L’hybridation des images est une solution rabâchée dans l’art contemporain. Il est plus rare de les voir être décomposées. Éva Nielsen s’y applique avec justesse. L’occasion nous est donnée d’en faire le constat à la Galerie Dominique Fiat.

L’artiste procède comme pour un collage, elle découpe et assemble. Mais ici, l’étrangeté naît du fait que les images soient ré-assemblées de la même manière qu’elles l’étaient initialement. Il n’y a pas de décalage ni d’association nouvelle. Un élément est enlevé puis il est réintroduit à sa place. Sauf que ceux-ci sont imprimés bord à bord avec l’image peinte. Le pinceau et la sérigraphie se partagent la surface de la toile selon des frontières tirées au cordeau. Éva Nielsen ne mêle pas, mais elle emboîte, ajuste, et fait se chevaucher comme pour un tangram complexe.

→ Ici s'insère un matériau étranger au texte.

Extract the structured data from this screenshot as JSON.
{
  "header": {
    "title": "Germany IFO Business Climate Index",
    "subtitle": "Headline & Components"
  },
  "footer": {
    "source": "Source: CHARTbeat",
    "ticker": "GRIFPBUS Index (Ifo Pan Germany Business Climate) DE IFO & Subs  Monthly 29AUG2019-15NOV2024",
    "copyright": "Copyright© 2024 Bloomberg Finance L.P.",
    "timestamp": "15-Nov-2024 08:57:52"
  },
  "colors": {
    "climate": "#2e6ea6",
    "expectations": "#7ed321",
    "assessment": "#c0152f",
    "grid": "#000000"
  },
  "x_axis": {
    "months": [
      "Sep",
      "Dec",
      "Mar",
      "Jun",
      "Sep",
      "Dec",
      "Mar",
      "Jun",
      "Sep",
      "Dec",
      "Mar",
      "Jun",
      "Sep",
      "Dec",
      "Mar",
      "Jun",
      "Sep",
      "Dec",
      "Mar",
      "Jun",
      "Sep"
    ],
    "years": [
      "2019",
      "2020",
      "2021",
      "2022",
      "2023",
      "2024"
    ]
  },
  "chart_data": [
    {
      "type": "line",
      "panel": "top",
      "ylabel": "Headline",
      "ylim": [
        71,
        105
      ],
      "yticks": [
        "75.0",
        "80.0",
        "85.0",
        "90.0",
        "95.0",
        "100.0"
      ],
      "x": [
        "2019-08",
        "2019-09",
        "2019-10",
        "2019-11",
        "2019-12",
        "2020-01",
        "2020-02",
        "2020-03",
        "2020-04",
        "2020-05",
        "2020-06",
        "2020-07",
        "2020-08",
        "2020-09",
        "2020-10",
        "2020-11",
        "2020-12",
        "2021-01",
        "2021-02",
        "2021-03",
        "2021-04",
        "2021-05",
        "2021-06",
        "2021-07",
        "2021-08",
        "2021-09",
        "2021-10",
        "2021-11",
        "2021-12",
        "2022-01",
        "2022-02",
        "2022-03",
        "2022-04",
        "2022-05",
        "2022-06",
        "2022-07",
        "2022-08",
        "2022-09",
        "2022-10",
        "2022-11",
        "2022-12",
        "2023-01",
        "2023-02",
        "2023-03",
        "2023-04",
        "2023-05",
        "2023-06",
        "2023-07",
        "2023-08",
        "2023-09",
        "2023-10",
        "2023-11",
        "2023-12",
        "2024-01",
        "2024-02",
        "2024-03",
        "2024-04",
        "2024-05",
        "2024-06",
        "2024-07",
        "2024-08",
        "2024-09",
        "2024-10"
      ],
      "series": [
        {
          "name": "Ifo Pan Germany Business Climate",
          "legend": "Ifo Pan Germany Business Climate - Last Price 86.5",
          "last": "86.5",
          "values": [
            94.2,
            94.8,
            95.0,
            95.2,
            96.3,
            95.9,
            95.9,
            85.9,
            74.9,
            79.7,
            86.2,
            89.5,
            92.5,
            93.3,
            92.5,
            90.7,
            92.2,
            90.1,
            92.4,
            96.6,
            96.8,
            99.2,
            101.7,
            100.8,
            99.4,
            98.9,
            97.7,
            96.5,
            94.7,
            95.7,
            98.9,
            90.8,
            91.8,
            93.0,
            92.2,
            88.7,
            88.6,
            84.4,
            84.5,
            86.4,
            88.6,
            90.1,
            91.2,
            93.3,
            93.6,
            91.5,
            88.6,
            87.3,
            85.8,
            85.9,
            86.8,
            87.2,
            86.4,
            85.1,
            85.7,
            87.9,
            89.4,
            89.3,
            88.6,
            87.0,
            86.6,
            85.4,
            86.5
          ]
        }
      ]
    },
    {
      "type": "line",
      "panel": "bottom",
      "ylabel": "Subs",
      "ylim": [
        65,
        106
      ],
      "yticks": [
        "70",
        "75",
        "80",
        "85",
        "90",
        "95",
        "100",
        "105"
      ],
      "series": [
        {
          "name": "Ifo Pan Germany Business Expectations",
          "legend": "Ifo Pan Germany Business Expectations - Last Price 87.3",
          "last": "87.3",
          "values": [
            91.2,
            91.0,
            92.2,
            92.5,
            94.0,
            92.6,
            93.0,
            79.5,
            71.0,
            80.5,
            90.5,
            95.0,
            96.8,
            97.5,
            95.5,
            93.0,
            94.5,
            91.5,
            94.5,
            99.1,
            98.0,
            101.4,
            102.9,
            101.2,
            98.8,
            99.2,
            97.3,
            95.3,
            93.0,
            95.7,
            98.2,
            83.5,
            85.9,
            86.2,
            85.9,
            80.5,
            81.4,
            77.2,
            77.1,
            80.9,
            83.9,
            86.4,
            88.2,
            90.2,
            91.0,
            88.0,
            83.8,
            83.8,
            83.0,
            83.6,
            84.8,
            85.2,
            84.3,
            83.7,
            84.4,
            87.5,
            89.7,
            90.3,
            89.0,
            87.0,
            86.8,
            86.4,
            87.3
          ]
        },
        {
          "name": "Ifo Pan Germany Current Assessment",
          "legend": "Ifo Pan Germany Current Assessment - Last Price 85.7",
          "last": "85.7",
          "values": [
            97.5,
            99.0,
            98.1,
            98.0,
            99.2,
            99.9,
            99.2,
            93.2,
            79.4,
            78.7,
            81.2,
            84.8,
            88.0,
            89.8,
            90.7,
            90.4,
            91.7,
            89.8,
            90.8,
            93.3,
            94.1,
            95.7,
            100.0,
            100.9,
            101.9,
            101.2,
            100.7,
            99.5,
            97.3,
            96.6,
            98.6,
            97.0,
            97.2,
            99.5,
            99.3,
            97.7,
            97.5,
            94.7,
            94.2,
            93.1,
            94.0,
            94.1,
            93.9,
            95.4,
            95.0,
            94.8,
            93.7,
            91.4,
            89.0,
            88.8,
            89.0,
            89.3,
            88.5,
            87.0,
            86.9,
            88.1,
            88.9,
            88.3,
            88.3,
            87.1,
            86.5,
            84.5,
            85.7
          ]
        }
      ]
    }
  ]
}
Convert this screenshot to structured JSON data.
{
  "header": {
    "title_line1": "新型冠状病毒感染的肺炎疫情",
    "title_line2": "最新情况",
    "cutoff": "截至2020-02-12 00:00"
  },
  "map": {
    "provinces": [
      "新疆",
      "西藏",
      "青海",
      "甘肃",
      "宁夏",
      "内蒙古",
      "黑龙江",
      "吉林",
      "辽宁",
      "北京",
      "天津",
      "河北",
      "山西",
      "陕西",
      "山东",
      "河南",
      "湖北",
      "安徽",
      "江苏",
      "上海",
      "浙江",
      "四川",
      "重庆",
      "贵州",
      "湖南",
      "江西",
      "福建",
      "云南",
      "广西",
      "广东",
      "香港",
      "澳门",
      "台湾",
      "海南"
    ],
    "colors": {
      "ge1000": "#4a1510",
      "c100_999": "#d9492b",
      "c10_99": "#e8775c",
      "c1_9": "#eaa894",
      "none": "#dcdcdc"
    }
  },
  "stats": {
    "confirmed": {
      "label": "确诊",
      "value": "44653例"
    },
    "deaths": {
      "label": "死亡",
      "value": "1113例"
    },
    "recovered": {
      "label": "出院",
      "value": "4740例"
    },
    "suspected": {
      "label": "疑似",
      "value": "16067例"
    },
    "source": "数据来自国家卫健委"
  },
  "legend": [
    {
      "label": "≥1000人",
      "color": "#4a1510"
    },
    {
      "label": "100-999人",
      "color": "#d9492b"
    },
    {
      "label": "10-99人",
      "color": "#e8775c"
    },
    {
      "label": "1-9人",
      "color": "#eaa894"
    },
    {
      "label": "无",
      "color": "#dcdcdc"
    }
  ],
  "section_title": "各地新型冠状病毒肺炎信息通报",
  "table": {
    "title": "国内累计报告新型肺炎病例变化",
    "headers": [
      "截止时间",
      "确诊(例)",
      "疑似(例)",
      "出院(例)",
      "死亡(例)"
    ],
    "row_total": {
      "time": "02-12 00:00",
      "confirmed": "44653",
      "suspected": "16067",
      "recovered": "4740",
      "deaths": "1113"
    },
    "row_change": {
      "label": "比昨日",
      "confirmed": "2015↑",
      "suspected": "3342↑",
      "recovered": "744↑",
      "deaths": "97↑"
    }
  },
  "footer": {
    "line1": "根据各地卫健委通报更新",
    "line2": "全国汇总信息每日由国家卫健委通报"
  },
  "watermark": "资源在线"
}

En s’approchant des peintures on est d’abord attiré par la douceur des ciels, leur onctuosité, et leur continuum aoûté. L’environnement que dépeint l’artiste est à la limite du romantisme, ces paysages sont vides de présence humaine, la nature n’y offre aucune douceur, aucune aspérité qui viendrait fraterniser avec l’œil. Et au milieu de ces décors, occupant presque tout l’espace, se trouvent dressés des édifices sérigraphiés en noir sur la toile blanche. Quasiment sans matière, sans épaisseur, ils viennent contredire tout le travail qui les entoure. Le plus souvent ces constructions solitaires et fantomatiques ont un usage agricole. On trouve entre autres, un silo, un château d’eau, une baraque à fourrage, tous ont des airs de tours de Babel abandonnées. Il aurait suffit que l’artiste peigne dessus pour que l’on n’imagine même pas qu’elles puissent avoir existées. Mais elles sont là, épargnées, leurs dessins et leur présence soudainement mis en lumière.

Il y a une évidence dans ces tableaux, et en même temps l’artiste a dû les appuyer pour qu’elles existent. Ces évidences de la forme, et de la planéité que produit le regard, et qui permet de tout rapporter à une surface sur laquelle il se répand. Ce plaisir de la structure des choses mise en face de leur charge symbolique. C’est tout cela qu’Éva Nielsen met dans sa peinture.